Au terme de la nouvelle loi, les sages-femmes d’une région expérimentale pourront prescrire le RU486, méthode d’avortement précoce déjà utilisée pour 46% des IVG. Sauf si le Conseil constitutionnel invalidait la disposition. En effet, la loi, qui ne précise pas les modalités de la « consultation des professionnels concernés » qu’elle annonce, semble rédigée de façon particulièrement maladroite, et sujette à l’ouverture de contentieux.
Même si la tarification d’un acte transféré aux sages-femmes pourrait baisser, le mobile principal de la réforme semble idéologique : les tenants d’un féminisme radical n’ont de cesse de « banaliser » la diffusion de l’IVG, considérant que celles qui « accompagnent » les grossesses vers la naissance sont également tenues de le faire si les femmes choisissent d’y mettre terme.
Les représentantes officielles d’une profession médicale en mal de reconnaissance se sont-elles laissées séduire par l’ajout d’une compétence en matière de prescription ? Le syndicat des gynécologues obstétriciens s’y montrait hostile, comme à la distribution par les sages-femmes de produits contraceptifs. Pour des raisons partiellement corporatistes, mais également sanitaires : ni la contraception, ni l’avortement ne sont anodins pour la santé des femmes.
Quoi qu’il en soit, les sages-femmes peuvent craindre un basculement de leur profession vers la pratique d’un acte que la plupart considèrent comme ne faisant pas partie de leur vocation et de leurs compétences techniques. La clause de conscience qu’on leur promet n’empêchera ni les pressions des chefs de service, ni les discriminations à l’embauche. D’autant plus que des féministes historiques comme Chantal Birman (elle-même sage-femme) ne cachent pas leur souhait de voir la profession emblématique de la grossesse pratiquer également l’avortement chirurgical.
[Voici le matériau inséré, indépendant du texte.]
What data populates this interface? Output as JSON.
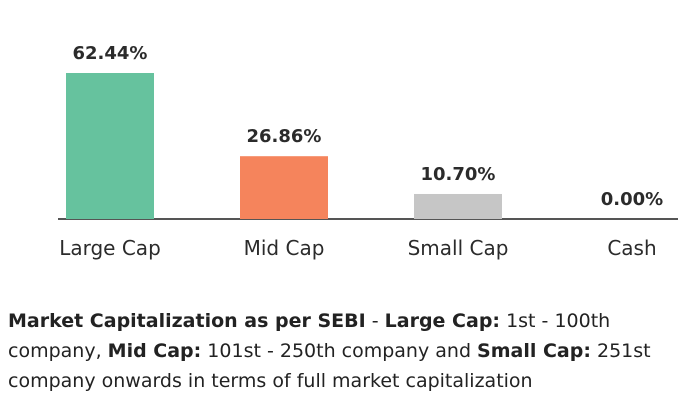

L’Ordre des Sages-femmes avait jusqu’ici pris soin de ne pas s’aligner sur des revendications qui sont loin de faire l’unanimité dans la profession : la plaquette qu’il adressait au début de l’année aux parlementaires n’évoquait pas l’IVG. Mais sa présidente, Marie-Josée Keller, a fait volte-face expliquant à La Croix que la réforme avait l’adhésion de la profession. Un millier de sages-femmes se sont pourtant rebellées au sein d’un Collectif Sages-femmes de Demain. « Nous sommes attachées à rester les professionnelles de la préparation, de l’accompagnement et du suivi de la naissance » explique leur porte-parole, Olivia Déchelette. Selon elle, « les sages-femmes ne doivent pas devenir les auxiliaires de la médecine pour la pratique de l’avortement alors que les pouvoirs publics n’ont pas fait le bilan des raisons de la persistance d’un taux anormalement élevé d’IVG ». Elle ajoute qu’il est « illusoire de tabler sur la bonne image des sages-femmes pour imaginer rendre indolore la prescription du RU486 ».
Alors que ce débat-là est pratiquement passé inaperçu, ce sont les avortements clandestins hors-délais au milieu d’autres dérives illégales qui sont enfin remis en question, cette fois par l’Ordre des médecins. Ce dernier vient d’élever une protestation inédite contre le « racolage » des cliniques espagnoles, grecques et ukrainiennes qui proposent leurs services « en cas d’interruption de grossesse, notamment au-delà du délai de douze semaines, de dons d’ovocytes, de fécondation in vitro (FIV), de gestation pour autrui ». L’Ordre des médecins met en garde les praticiens tentés par ces collaborations : ils s’exposent à des sanctions.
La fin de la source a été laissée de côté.